I use the Pi coding agent in the terminal constantly. It has full system access — bash, file read/write/edit, extensions — and it’s become my default way to interact with local LLMs for anything that touches my actual machine. But the TUI has limits. I can’t use it from my phone, I can’t share a session link with someone, and I can’t easily switch between conversations without juggling terminal tabs.

So I built Pi Web UI — a full-stack web interface that runs the real Pi SDK server-side and exposes it through the browser using the same @mariozechner/pi-web-ui components the official project provides.

Architecture

Browser (Lit + pi-web-ui components)
  │  WebSocket (/api/ws)

Node.js server (Express + ws)
  │  Pi SDK (createAgentSession)

System tools (bash, files, skills, extensions)


LiteLLM → llama-swap / Lemonade Server → GPU / NPU

The key design decision was running the Pi SDK entirely server-side. The official pi-web-ui example runs the agent in the browser, which means it can only call LLM APIs — no file system, no shell, no extensions. That’s a non-starter for how I use Pi.

Instead, the server creates a real AgentSession via createAgentSession() from @mariozechner/pi-coding-agent. This session has all the same tools as the TUI: bash, read, edit, write, plus whatever extensions are configured in ~/.pi/agent. The client never touches the Pi SDK directly — it sends JSON messages over a WebSocket, and the server translates those into SDK calls.

The WebSocket Protocol

The client and server communicate through a typed JSON protocol defined in a shared protocol.ts file. Client messages are actions like prompt, abort, setModel, newSession, loadSession. Server messages are events: agentEvent (streamed from the Pi SDK’s event subscription), stateSync (full state snapshots on major transitions), models (the merged model list), and sessionChanged.

The trickiest part was serializing AgentSessionEvent objects. The Pi SDK emits rich event objects that sometimes contain circular references or non-serializable data. A safeSerializeEvent wrapper catches serialization failures and sends a simplified fallback rather than dropping the event entirely.

Model Integration

The server merges models from two sources: the Pi ModelRegistry (which reads ~/.pi/agent/models.json) and my local LiteLLM instance. At startup it fetches the LiteLLM model list from /v1/models and deduplicates against the registry. The client gets a single sorted list with a filter input — useful when you have 30+ models and need to find a specific one quickly.

Switching models sends a setModel message to the server, which calls session.setModel() on the Pi SDK. The change takes effect on the next prompt. Thinking level works the same way — the dropdown maps directly to session.setThinkingLevel().

Session Management

Earlier iterations used SessionManager.inMemory(), which meant every server restart wiped the conversation. Now the server uses SessionManager.create(os.homedir()), which persists sessions to ~/.pi/agent/sessions/ — the same location the TUI uses. This means:

  • Sessions survive server restarts
  • The sidebar shows all historical sessions, sorted by last modified
  • You can resume any previous conversation by clicking it
  • Sessions created in the TUI show up in the web UI and vice versa

The session sidebar is a collapsible panel — inline on desktop (pushes the chat area over), fixed overlay on mobile (with a backdrop that dismisses on tap). Each entry shows the first message as the title, a message count, and a relative timestamp.

The Client

The frontend is intentionally simple. No framework, no component library beyond what Pi provides. It’s plain Lit html templates with module-level state variables and a single renderApp() function that re-renders on every state change. The three main components — MessageList, MessageEditor, StreamingMessageContainer — come from @mariozechner/pi-web-ui and handle all the complex rendering of messages, tool calls, thinking blocks, and streaming output.
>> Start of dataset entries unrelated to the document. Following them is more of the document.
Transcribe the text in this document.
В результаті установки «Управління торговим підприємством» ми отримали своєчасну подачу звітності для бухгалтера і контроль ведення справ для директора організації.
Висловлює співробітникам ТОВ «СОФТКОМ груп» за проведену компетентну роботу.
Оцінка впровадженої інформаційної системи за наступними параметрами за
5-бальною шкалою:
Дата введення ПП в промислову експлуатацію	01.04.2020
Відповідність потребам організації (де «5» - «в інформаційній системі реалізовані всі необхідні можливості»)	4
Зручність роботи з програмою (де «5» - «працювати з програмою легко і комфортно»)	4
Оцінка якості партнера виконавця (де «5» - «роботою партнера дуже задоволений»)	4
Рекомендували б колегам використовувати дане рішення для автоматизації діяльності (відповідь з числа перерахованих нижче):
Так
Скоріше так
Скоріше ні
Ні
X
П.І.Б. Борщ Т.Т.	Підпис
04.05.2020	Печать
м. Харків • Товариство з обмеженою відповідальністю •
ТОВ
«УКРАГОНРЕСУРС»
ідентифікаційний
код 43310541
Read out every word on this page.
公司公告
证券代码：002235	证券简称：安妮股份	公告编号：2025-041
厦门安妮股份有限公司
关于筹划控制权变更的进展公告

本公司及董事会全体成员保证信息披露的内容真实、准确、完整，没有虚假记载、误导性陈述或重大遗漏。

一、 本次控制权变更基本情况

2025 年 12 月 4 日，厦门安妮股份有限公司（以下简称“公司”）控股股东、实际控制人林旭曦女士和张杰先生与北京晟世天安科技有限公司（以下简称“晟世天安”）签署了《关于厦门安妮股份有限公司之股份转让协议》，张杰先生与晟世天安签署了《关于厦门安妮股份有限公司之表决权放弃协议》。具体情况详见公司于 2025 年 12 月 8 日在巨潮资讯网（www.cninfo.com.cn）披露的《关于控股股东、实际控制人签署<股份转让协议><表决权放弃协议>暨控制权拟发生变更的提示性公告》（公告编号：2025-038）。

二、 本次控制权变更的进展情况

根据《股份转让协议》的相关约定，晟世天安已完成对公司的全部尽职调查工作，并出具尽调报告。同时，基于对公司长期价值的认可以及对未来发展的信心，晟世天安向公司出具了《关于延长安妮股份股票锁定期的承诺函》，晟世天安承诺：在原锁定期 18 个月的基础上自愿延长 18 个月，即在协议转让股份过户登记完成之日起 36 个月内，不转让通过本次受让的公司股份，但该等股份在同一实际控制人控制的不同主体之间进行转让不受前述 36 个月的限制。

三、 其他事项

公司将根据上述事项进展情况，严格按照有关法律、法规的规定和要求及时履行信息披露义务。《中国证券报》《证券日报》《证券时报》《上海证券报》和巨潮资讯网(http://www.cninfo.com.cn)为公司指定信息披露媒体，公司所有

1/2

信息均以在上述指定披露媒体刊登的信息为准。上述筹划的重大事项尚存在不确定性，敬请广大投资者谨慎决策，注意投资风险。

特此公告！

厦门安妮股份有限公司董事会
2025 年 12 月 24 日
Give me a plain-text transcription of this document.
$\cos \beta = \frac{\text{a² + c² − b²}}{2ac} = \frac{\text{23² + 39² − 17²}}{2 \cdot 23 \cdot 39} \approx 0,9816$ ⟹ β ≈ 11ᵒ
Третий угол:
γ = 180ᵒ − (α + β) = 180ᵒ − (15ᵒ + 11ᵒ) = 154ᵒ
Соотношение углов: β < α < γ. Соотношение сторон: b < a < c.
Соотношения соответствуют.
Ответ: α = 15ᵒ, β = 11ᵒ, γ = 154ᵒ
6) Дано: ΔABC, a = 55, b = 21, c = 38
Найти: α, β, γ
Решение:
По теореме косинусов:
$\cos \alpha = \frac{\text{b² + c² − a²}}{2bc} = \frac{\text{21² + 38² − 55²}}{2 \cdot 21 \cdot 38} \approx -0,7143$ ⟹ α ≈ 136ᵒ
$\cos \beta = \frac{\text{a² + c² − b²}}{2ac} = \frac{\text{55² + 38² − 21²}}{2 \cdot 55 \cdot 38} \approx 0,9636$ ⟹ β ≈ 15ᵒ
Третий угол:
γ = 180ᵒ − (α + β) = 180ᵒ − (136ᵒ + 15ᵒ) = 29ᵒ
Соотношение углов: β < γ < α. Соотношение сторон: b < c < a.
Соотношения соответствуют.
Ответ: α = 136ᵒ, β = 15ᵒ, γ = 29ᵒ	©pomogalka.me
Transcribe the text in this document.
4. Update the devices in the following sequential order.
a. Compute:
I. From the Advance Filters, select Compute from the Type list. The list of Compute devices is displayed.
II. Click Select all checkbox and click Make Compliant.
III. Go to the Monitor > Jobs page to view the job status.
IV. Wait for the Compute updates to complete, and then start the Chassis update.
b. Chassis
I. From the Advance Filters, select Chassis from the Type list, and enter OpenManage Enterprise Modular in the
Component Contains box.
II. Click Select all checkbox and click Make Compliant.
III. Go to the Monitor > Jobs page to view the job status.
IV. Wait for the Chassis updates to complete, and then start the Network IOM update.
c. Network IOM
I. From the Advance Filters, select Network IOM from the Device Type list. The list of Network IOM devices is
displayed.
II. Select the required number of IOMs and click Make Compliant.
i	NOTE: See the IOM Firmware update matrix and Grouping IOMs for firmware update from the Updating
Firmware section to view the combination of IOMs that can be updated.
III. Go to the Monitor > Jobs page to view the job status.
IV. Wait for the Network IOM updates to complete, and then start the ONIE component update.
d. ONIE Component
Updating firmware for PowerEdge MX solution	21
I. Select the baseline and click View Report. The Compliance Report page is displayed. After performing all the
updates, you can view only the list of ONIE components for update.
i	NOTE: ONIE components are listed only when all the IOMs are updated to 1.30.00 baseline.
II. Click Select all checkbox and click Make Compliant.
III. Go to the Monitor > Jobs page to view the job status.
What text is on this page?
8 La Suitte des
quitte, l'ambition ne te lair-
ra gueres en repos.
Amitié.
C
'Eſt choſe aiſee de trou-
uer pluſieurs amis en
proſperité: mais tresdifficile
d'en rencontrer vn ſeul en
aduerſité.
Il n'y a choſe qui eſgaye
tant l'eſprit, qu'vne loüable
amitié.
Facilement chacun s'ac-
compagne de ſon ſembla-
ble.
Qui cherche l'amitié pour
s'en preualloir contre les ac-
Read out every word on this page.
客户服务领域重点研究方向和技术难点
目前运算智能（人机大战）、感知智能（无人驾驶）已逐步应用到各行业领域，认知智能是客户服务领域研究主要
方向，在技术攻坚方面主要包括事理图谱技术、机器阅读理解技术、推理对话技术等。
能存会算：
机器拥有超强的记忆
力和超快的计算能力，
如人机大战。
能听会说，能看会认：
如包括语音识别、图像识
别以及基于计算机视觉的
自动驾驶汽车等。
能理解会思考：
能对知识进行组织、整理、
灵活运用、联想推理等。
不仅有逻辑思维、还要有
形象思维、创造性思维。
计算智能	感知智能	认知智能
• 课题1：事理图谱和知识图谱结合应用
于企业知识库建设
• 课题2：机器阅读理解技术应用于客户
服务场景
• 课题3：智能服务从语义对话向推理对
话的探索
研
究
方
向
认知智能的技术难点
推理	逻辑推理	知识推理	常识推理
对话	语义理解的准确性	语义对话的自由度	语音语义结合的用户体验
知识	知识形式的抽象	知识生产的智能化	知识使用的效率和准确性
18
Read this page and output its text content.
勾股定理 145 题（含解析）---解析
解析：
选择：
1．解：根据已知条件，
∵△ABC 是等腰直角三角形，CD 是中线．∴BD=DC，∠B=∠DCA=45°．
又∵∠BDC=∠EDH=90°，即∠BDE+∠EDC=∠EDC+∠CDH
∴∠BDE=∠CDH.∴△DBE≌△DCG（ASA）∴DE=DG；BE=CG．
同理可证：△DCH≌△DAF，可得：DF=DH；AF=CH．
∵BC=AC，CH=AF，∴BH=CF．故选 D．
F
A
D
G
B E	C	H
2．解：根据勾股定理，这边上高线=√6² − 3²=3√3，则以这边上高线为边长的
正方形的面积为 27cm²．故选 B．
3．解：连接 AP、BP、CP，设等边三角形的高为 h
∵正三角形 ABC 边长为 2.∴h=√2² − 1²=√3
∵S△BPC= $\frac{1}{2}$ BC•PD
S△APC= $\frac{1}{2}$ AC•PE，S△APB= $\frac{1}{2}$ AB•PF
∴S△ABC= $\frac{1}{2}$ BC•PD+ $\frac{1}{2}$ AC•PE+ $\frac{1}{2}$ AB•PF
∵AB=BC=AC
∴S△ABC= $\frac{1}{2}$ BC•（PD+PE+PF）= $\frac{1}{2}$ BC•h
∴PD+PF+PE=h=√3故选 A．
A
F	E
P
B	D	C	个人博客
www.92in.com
One gotcha: those components are custom elements that register themselves on import. Vite’s tree-shaking will strip them if they’re not referenced. The fix is importing the classes and adding void MessageList; void MessageEditor; void StreamingMessageContainer; to force retention.

Deployment

The server runs as a systemd user service on port 8085. A Caddy reverse proxy maps pi.zetaphor.space to that port with internal TLS, accessible from any device on my Tailscale network. The build step is just vite build for the client — the server runs TypeScript directly via tsx.

npm run build
systemctl --user restart pi-webui.service

The whole thing — server, client, protocol types — is about 1,100 lines of TypeScript across four files. No database, no auth layer, no build pipeline beyond Vite. It does exactly what I needed: Pi in the browser, with real system access, from any device.